When we were finished with dinner, there seemed to be no thought, and certainly no conversation, about the two of us spending the night together at my place. Two of Desmond’s men had walked behind us on our way to the restaurant. I had seen one of them at the bar while we ate. When we finished, the car was waiting out front. The man who had been at the bar opened the door to the backseat for Richie and me.

Richie didn’t introduce me to the two men, neither of whom I recognized, which meant nothing. Desmond Burke likely employed a small army of Irish just like them.

When we got to the house, Richie kissed me softly on the cheek. I said I’d call him in the morning.
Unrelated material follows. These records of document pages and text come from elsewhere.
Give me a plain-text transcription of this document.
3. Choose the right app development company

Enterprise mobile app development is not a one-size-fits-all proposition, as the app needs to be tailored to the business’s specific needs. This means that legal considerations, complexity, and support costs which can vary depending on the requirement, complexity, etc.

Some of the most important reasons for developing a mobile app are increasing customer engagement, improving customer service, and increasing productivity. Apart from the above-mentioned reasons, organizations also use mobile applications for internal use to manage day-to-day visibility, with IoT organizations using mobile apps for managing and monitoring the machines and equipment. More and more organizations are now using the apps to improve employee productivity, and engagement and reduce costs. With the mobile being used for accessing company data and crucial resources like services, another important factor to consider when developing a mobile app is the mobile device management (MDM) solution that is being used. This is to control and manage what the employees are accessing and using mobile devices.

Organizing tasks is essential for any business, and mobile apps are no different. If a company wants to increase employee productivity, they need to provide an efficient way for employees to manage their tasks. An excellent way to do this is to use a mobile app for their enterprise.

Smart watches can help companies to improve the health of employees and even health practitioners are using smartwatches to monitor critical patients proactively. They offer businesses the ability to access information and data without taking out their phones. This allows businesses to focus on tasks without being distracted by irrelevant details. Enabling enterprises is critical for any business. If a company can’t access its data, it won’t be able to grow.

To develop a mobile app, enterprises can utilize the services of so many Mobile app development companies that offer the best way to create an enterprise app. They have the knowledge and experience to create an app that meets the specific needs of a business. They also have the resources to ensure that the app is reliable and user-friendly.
He said not to make it too early.

I went inside, grabbed Rosie’s leash, took her for a quick walk so she could perform her last-walk-of-the-night obligations in the little fenced-in area around the corner that the other residents of River Street Place had sadly nicknamed the Poop Loop. Then we went back inside and I locked the front door and got ready for bed, alone.

At least nobody I knew had gotten shot today.

It might not have been progress. But as my father liked to say, it wasn’t nothing.